「告!私道を勝手に埋めるな!見つけ次第責任を問う。地主」。手書きの「お触れ書き」が電柱に貼ってある。その「私道」には大きな穴がぽっかりと口を開け、水が溜まっている。自動車、単車などは慎重に、穴にはまらないように通り過ぎていく。
ここは吹田市新芦屋下。「道路」を所有する地主が、工事を許さないため、いまだに砂利道であったり、舗装されているところでもひび割れ、大穴、地面から浮き上がるマンホールのふた、段差・・・。
「危ないですよ。この家の奥さん、夜中にこの穴にはまって怪我されたようですよ」とは、地元の春田圭子さん。「危ないからって、穴を埋めようとしたら、『人の道に何するんや』と埋めることもできないんです」。
99%下水道は普及
新芦屋は汲み取り…
新芦屋の開発は、昭和30〜40年代。道路は吹田市の「公道」として、移管されるべきだった。ところが、「道路の所有権」だけは、問題の不動産業者が握り締めたまま。
99・8%。ほぼ吹田市全域に下水道が建設された。しかし例外がある。新芦屋の場合、「私道の地主」が道路掘削を認めず、下水の敷設を拒否。結果、多くの家庭が今だに汲み取りか浄化槽での汚水処理。

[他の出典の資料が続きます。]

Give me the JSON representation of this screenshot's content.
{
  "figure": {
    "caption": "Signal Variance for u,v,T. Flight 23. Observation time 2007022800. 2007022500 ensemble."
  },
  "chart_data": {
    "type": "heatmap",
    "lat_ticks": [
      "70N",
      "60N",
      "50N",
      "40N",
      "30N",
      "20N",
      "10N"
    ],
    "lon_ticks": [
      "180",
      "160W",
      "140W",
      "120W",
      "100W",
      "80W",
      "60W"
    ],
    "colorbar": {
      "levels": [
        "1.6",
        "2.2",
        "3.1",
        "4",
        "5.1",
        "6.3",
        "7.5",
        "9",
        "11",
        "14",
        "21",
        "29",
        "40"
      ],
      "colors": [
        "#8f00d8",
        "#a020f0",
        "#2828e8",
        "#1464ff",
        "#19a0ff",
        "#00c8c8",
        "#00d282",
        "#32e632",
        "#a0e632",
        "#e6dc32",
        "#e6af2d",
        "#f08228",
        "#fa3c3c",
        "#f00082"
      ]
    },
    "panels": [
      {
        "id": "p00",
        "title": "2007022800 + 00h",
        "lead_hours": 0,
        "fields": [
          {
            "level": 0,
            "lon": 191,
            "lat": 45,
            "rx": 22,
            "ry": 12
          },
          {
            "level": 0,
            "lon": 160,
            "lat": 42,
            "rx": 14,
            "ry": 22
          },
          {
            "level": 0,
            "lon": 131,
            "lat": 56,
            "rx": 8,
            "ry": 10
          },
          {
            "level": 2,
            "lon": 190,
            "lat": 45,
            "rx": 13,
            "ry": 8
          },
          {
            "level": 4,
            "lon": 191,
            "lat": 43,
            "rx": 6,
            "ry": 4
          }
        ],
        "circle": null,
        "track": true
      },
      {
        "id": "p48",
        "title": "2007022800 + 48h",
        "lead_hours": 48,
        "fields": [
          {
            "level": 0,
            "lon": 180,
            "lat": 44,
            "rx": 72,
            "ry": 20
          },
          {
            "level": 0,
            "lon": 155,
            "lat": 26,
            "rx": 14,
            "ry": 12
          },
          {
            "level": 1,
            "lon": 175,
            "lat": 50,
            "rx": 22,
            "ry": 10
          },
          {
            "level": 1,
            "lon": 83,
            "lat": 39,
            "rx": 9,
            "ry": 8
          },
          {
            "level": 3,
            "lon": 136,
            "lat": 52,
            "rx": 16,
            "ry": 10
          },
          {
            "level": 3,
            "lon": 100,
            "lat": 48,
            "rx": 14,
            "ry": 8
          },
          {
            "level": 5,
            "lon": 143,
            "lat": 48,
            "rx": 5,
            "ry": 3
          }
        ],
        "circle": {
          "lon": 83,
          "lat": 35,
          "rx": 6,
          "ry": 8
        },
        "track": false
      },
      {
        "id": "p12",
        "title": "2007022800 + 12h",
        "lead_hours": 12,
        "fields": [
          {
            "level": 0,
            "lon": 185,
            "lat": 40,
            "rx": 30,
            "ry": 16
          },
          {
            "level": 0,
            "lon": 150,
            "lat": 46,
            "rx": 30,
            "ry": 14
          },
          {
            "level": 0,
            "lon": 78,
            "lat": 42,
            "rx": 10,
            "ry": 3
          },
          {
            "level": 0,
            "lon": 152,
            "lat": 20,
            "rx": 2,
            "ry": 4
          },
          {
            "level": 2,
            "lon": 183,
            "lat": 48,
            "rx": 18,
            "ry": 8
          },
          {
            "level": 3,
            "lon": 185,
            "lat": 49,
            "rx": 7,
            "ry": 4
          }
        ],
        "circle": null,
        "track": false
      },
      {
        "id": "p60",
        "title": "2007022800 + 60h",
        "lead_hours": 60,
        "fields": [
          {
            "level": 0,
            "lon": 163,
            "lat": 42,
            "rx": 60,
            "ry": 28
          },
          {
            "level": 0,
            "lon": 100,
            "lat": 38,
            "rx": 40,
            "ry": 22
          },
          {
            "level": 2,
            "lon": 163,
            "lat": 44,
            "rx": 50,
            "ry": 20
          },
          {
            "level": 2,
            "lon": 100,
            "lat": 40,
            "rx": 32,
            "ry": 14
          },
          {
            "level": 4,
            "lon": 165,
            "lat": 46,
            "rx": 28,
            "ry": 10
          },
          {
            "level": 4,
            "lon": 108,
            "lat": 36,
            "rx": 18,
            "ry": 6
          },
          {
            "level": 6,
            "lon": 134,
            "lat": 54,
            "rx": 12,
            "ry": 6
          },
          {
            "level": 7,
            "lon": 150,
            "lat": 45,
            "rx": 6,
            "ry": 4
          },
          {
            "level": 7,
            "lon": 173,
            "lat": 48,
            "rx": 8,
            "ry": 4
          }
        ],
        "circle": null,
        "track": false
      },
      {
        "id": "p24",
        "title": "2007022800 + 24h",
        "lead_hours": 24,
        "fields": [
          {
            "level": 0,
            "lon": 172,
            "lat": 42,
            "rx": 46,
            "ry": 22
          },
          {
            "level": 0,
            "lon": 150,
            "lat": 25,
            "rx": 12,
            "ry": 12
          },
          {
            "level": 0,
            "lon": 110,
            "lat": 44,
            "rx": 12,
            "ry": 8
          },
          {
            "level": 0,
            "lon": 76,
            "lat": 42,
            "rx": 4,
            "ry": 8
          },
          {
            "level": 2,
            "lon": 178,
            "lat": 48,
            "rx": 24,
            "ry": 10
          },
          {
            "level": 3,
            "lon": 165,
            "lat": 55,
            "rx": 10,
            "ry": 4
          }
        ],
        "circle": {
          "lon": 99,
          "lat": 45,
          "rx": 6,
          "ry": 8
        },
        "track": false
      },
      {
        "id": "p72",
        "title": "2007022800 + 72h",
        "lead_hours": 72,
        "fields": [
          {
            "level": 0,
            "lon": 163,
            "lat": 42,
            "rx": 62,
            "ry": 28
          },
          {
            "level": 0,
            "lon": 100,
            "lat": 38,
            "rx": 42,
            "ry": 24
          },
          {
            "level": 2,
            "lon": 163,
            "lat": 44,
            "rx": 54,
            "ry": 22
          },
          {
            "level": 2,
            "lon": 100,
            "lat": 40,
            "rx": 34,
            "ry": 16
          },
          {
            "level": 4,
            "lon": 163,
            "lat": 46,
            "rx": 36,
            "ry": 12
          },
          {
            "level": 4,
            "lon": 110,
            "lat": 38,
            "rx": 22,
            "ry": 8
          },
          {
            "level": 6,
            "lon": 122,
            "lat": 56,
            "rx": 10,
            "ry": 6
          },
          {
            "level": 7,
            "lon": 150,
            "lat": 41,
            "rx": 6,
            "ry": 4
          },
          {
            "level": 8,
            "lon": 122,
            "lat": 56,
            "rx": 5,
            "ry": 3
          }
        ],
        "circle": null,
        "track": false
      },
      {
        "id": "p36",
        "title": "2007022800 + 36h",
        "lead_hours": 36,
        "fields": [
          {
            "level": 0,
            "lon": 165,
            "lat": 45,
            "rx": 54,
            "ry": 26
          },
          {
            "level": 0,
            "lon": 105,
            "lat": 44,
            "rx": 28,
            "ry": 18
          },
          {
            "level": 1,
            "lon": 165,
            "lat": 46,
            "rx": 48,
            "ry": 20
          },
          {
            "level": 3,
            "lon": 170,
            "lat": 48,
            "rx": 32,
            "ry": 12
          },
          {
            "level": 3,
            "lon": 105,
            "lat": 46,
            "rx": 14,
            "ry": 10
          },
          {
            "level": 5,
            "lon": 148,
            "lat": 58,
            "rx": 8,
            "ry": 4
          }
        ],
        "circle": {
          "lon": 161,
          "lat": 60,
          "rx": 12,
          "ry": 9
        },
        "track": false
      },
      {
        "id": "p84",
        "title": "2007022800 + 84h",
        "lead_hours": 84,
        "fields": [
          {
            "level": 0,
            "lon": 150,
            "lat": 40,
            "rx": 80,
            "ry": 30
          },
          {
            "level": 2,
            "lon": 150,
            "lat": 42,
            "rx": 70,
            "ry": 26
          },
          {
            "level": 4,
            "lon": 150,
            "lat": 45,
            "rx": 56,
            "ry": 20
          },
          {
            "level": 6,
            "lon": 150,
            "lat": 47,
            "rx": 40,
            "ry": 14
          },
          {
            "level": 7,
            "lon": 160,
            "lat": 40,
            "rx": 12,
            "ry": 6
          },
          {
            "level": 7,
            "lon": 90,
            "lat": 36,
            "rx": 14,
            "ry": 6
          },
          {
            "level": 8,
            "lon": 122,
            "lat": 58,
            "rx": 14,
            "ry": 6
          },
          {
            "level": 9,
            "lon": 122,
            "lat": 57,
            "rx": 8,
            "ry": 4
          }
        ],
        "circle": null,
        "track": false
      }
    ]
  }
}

もし、自宅まで上下水や、ガスなどを引くために、「私道」を掘削しようとすれば、この不動産業者に「私道掘削料」を支払わねばならない。
「業者は『道路ころがし』するんです。所有権が移転されるたびに、持ち主が悪徳になる。
道路を公道にと頼んでも、役所は『民と民の話に、不介入』と逃げ。仕方なく『下水を通して』の請願を集めた」。春田さんたちの願いは、昨年12月議会で全会派が採択。
吹田市としても、いつまでも「民と民の問題」とほったらかしにはできないはずだ。